Once you get past the K-T Event, which ended the Mesozoic and the dinosaurs along with it, the vegetation looks quite modern. Where we were, the trees ran to oaks, cedars, and maples much like those of today, although I daresay a paleobotanist could point out differences.

Despite the trees, we could see fairly well, though the view did not compare with the one we got in the Cretaceous from that point. The ground sloped in directions different from the Cretaceous ones. In the Cretaceous there's a river, which the Raja has named the Narbada, emptying into the Kansas Sea. It's only half a day's trek south from the chamber site. By the Oligocene, this river had disappeared along with the Kansas Sea.

Instead, there was a bigger stream flowing south about a kilometer west from our site. I don't know if it evolved into the modern Mississippi. We shall know better when the U. S. Geological Survey completes their survey of the area round the chamber site over the geological eras. They have a neat little gadget, a rocket-propelled robot camera. It shoots straight up from the site, deploys a parachute, and snaps pictures on the way down.

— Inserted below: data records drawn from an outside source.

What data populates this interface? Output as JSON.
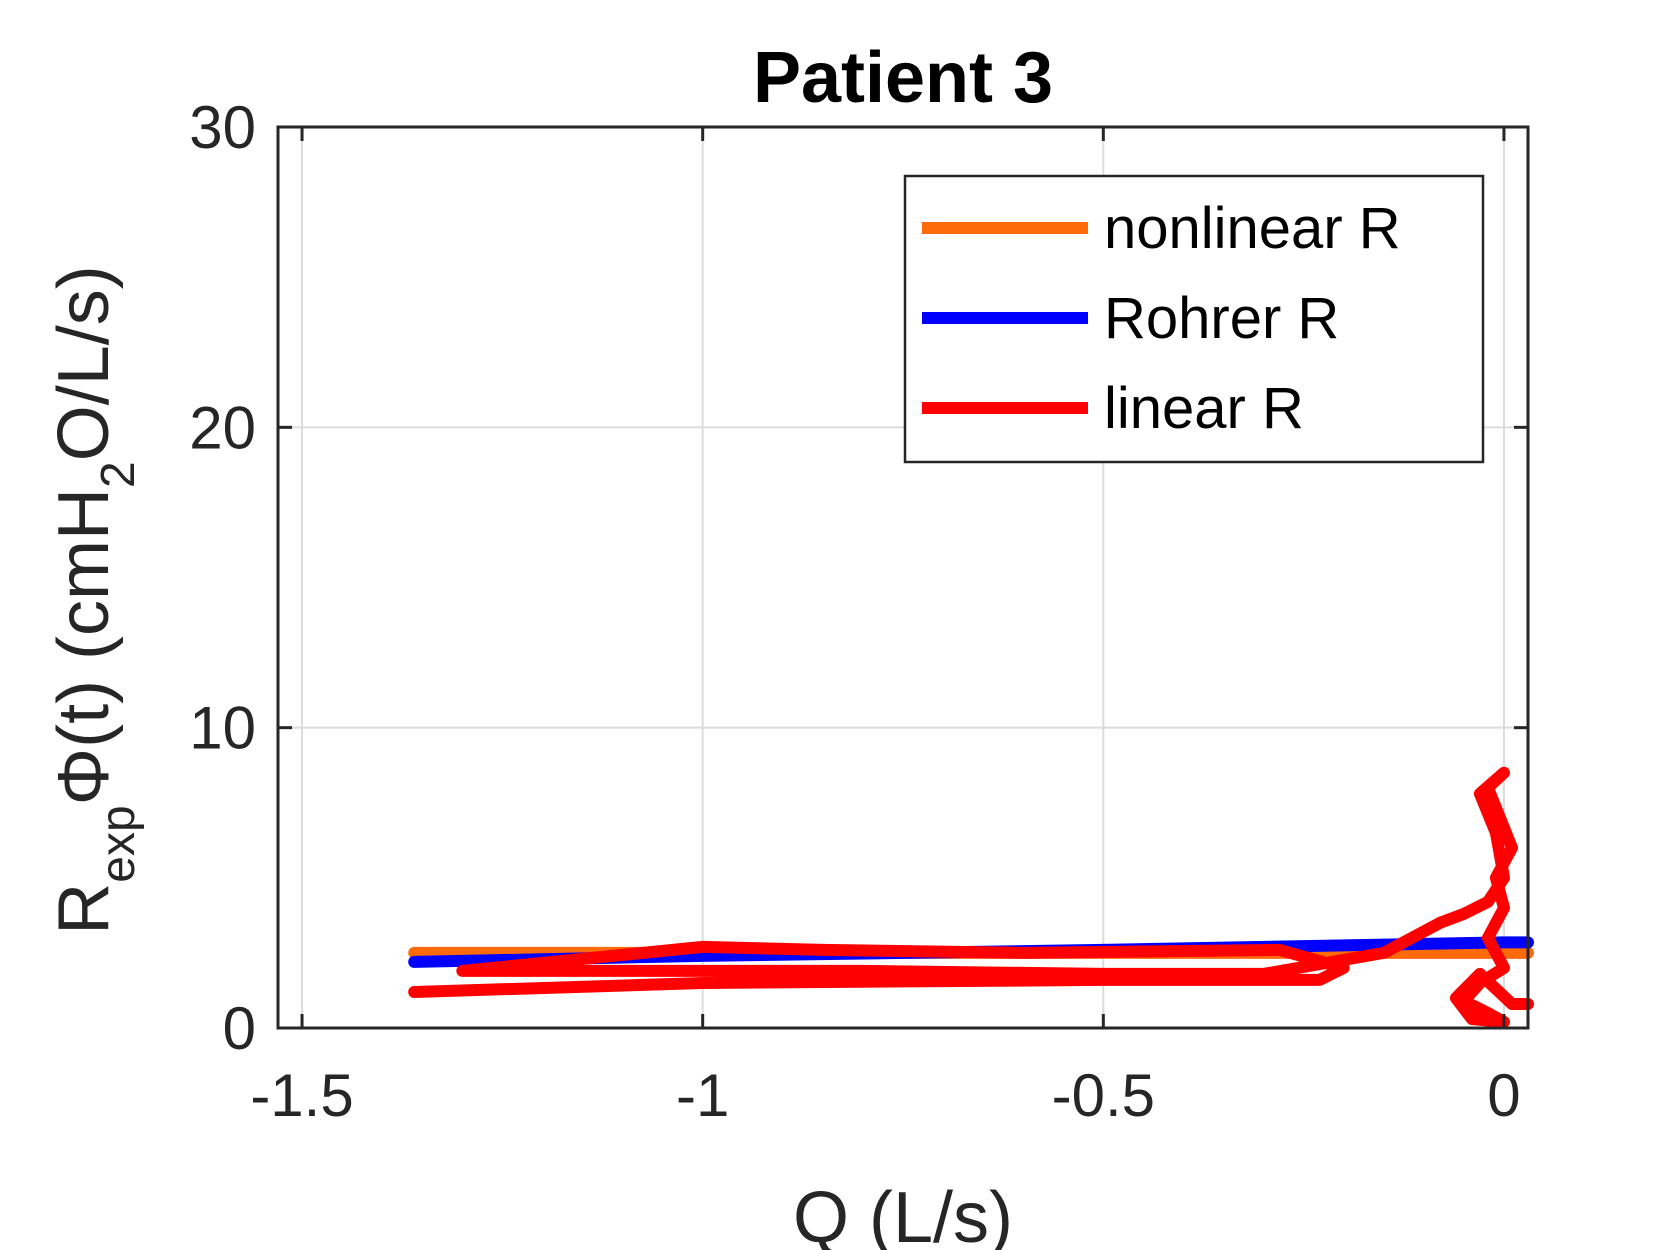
{
  "chart_data": {
    "type": "line",
    "title": "Patient 3",
    "xlabel": "Q (L/s)",
    "ylabel": {
      "main": "R",
      "sub_exp": "exp",
      "phi": "Φ(t) (cmH",
      "sub_2": "2",
      "rest": "O/L/s)"
    },
    "xlim": [
      -1.53,
      0.03
    ],
    "ylim": [
      0,
      30
    ],
    "xticks": [
      -1.5,
      -1,
      -0.5,
      0
    ],
    "xtick_labels": [
      "-1.5",
      "-1",
      "-0.5",
      "0"
    ],
    "yticks": [
      0,
      10,
      20,
      30
    ],
    "ytick_labels": [
      "0",
      "10",
      "20",
      "30"
    ],
    "grid": true,
    "legend_position": "top-right",
    "series": [
      {
        "name": "nonlinear R",
        "color": "#FF6A0A",
        "x": [
          -1.36,
          -1.0,
          -0.5,
          0.0,
          0.03
        ],
        "y": [
          2.5,
          2.5,
          2.5,
          2.5,
          2.5
        ]
      },
      {
        "name": "Rohrer R",
        "color": "#0000FF",
        "x": [
          -1.36,
          -1.0,
          -0.5,
          0.0,
          0.03
        ],
        "y": [
          2.2,
          2.4,
          2.6,
          2.85,
          2.85
        ]
      },
      {
        "name": "linear R",
        "color": "#FF0000",
        "x": [
          -1.36,
          -1.0,
          -0.5,
          -0.23,
          -0.2,
          -0.28,
          -0.6,
          -0.85,
          -1.0,
          -1.3,
          -1.0,
          -0.8,
          -0.5,
          -0.3,
          -0.15,
          -0.08,
          -0.05,
          -0.02,
          0.0,
          -0.01,
          -0.03,
          0.0,
          -0.02,
          0.01,
          -0.01,
          0.0,
          -0.02,
          -0.01,
          0.0,
          -0.03,
          -0.05,
          -0.02,
          0.0,
          -0.04,
          -0.06,
          -0.03,
          0.01,
          0.03
        ],
        "y": [
          1.2,
          1.5,
          1.6,
          1.6,
          2.0,
          2.6,
          2.5,
          2.6,
          2.7,
          1.9,
          1.9,
          1.9,
          1.8,
          1.8,
          2.5,
          3.5,
          3.8,
          4.2,
          5.0,
          6.5,
          7.8,
          8.5,
          8.0,
          6.0,
          5.0,
          4.0,
          3.0,
          2.5,
          2.0,
          1.5,
          0.9,
          0.5,
          0.2,
          0.3,
          1.0,
          1.8,
          0.8,
          0.8
        ]
      }
    ]
  }
}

Following our usual drill, I hopped out first with my gun ready, although I didn't expect to find anything dangerous waiting for us. The chamber and then Reg Rivers, however, startled the hell out of a spotted feline, devouring its prey on an open space a few meters from the site. In size it was a bit smaller than a leopard or a puma, with a long tail and a pair of big, protruding upper canine teeth. It was, I believe, an ancestor of the later sabertooths, although its sabers had developed only half as far as those of later members of the family.